No que pode ser considerada uma manobra contábil, o governo do Estado deixou de fora do balanço do terceiro quadrimestre de 2015 os R$ 2,5 bilhões referentes aos depósitos judiciais, que foram contabilizados apenas como receita e não como “empréstimo”, uma vez que esse montante terá que ser quitado futuramente.

A estratégia permitiu ao governo manter-se dentro do limite máximo de gastos da Lei de Responsabilidade Fiscal (LRF), que é de 200% na relação entre a  Dívida Corrente Líquida (DCL) e a Receita Corrente Líquida (RCL). Na prática, significa que a situação financeira do Estado é mais grave do que parece.

Ontem, o secretário de Estado da Fazenda, José Afonso Bicalho, apresentou o Relatório de Gestão Fiscal de 2015, e confirmou que os depósitos judiciais foram contabilizados como receita. Questionado duas vezes se valores não deveriam ser contabilizados como dívida, o titular da pasta informou apenas que o Estado mantém um fundo com 30% do valor repassado pelo Tribunal de Justiça.

Assim, a relação da DCL com a RCL está, atualmente, em 198,66%. Caso os montante utilizado fosse contabilizado, o percentual seria de 203,56%.
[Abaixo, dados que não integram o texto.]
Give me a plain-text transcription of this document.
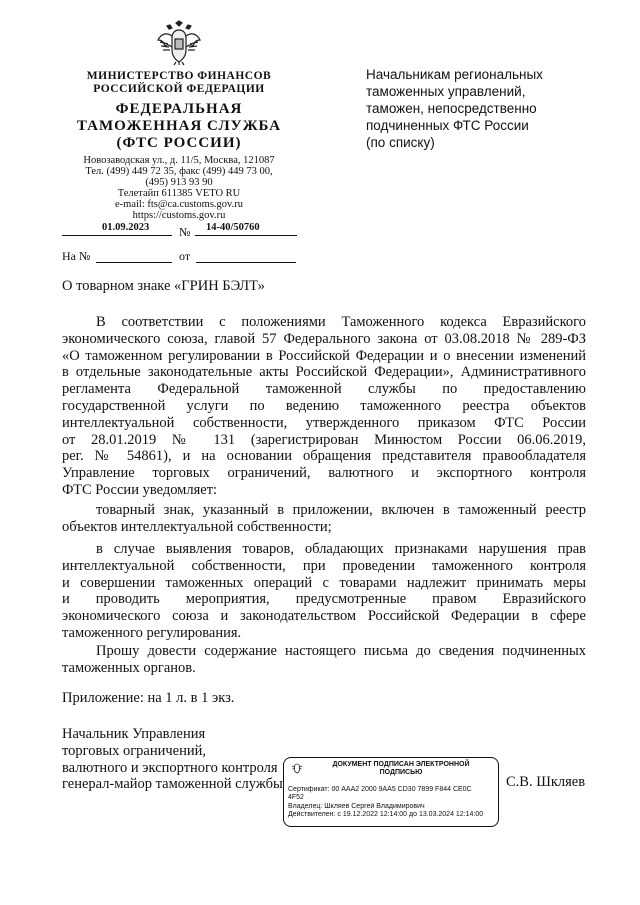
МИНИСТЕРСТВО ФИНАНСОВ
РОССИЙСКОЙ ФЕДЕРАЦИИ
ФЕДЕРАЛЬНАЯ
ТАМОЖЕННАЯ СЛУЖБА
(ФТС РОССИИ)
Новозаводская ул., д. 11/5, Москва, 121087
Тел. (499) 449 72 35, факс (499) 449 73 00,
(495) 913 93 90
Телетайп 611385 VETO RU
e-mail: fts@ca.customs.gov.ru
https://customs.gov.ru
01.09.2023 № 14-40/50760
На №	от
Начальникам региональных
таможенных управлений,
таможен, непосредственно
подчиненных ФТС России
(по списку)
О товарном знаке «ГРИН БЭЛТ»
В соответствии с положениями Таможенного кодекса Евразийского
экономического союза, главой 57 Федерального закона от 03.08.2018 № 289-ФЗ
«О таможенном регулировании в Российской Федерации и о внесении изменений
в отдельные законодательные акты Российской Федерации», Административного
регламента Федеральной таможенной службы по предоставлению
государственной услуги по ведению таможенного реестра объектов
интеллектуальной собственности, утвержденного приказом ФТС России
от 28.01.2019 № 131 (зарегистрирован Минюстом России 06.06.2019,
рег. № 54861), и на основании обращения представителя правообладателя
Управление торговых ограничений, валютного и экспортного контроля
ФТС России уведомляет:
товарный знак, указанный в приложении, включен в таможенный реестр
объектов интеллектуальной собственности;
в случае выявления товаров, обладающих признаками нарушения прав
интеллектуальной собственности, при проведении таможенного контроля
и совершении таможенных операций с товарами надлежит принимать меры
и проводить мероприятия, предусмотренные правом Евразийского
экономического союза и законодательством Российской Федерации в сфере
таможенного регулирования.
Прошу довести содержание настоящего письма до сведения подчиненных
таможенных органов.
Приложение: на 1 л. в 1 экз.
Начальник Управления
торговых ограничений,
валютного и экспортного контроля
генерал-майор таможенной службы
ДОКУМЕНТ ПОДПИСАН ЭЛЕКТРОННОЙ
ПОДПИСЬЮ
Сертификат: 00 AAA2 2000 9AA5 CD30 7899 F844 CE0C
4F52
Владелец: Шкляев Сергей Владимирович
Действителен: с 19.12.2022 12:14:00 до 13.03.2024 12:14:00
С.В. Шкляев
A manobra contraria entendimento do corpo técnico do Tribunal de Contas da União (TCU) e do Tesouro Nacional. O auditor de controle externo do TCU Antônio Carlos Costa D’Avila Carvalho Júnior argumenta que os recursos provenientes de depósitos judiciais têm de ser contabilizados como dívida. Ele fez a afirmação em audiência pública realizada em setembro passado, no Supremo Tribunal Federal.

“Ressalto que não é um entendimento do TCU, que não se debruçou sobre o assunto, mas o corpo técnico entende que esse uso é, sim, uma operação de crédito, operação de endividamento público”, disse.

Jogada
 
Já a Secretaria do Tesouro Nacional (STN) publicou a Nota Técnica 873, em maio de 2005, em que adota o mesmo posicionamento. “Os valores referentes aos depósitos judiciais deverão constar no Demonstrativo da Dívida Consolidada Líquida que integra o Relatório de Gestão Fiscal, na linha de “outras dívidas”, afirmam os pesquisadores Fanny Keller Alves de Aquino e João Henrique Pederiva, em artigo que analisa as normas relativas ao tema.

O professor da Escola do Legislativo da Assembleia Legislativa de Minas Gerais, Fabrício Augusto de Oliveira, especialista na dívida mineira, classifica a ação como uma manobra. “É uma jogada contábil. Pra mim, isso (o depósito judicial) é dívida. Você tomou um empréstimo, e inclusive tem que pagar juros. Tem que ser incorporado ao chamado Estoque da Dívida”.
 
A LRF determina que estados que estouram o limite da LRF deixam de receber transferências voluntárias da União e não podem contratar novos empréstimos enquanto estiverem acima do limite legal, definidos pela Resolução nº 40/2001 do Senado.
 
Com a alta do dólar, em 2015 a dívida em moeda estrangeira saltou de R$ 15,9 bilhões para R$ 22,9 bilhões, e tende a ficar ainda maior neste ano

Secretário diz que queda na receita impôs déficit em 2015
 
A queda na receita, em especial do Imposto sobre a Circulação de Mercadorias e Serviços (ICMS), foi apontada pelo secretário de Estado da Fazenda, José Afonso Bicalho, como um dos principais motivos para o déficit de R$ 8,9 bilhões em 2015. Segundo ele, outro motivo importante foi o reajuste salarial de servidores, com percentuais que variaram de 4,2% a 33%, autorizados de 2011 a 2014. Bicalho também disse que faltou equilíbrio aos governos anteriores.

O líder da minoria na Assembleia Legislativa de Minas Gerais, deputado Gustavo Valadares (PSDB), questionou o secretário. “O governo do Estado à época, administrado pelo PSDB e aliados, concedeu reajuste dentro da estrutura financeira que o Estado poderia arcar”. O parlamentar disse que a diminuição na receita é consequência da política do governo federal do PT.

O governo estadual busca novas fontes de receita, e pode se desfazer de patrimônio. Quer também diminuir o percentual de comprometimento mensal com a dívida com a União para até 7%, contra os 13% atuais. Outra proposta é prolongar a dívida com a União em dez anos.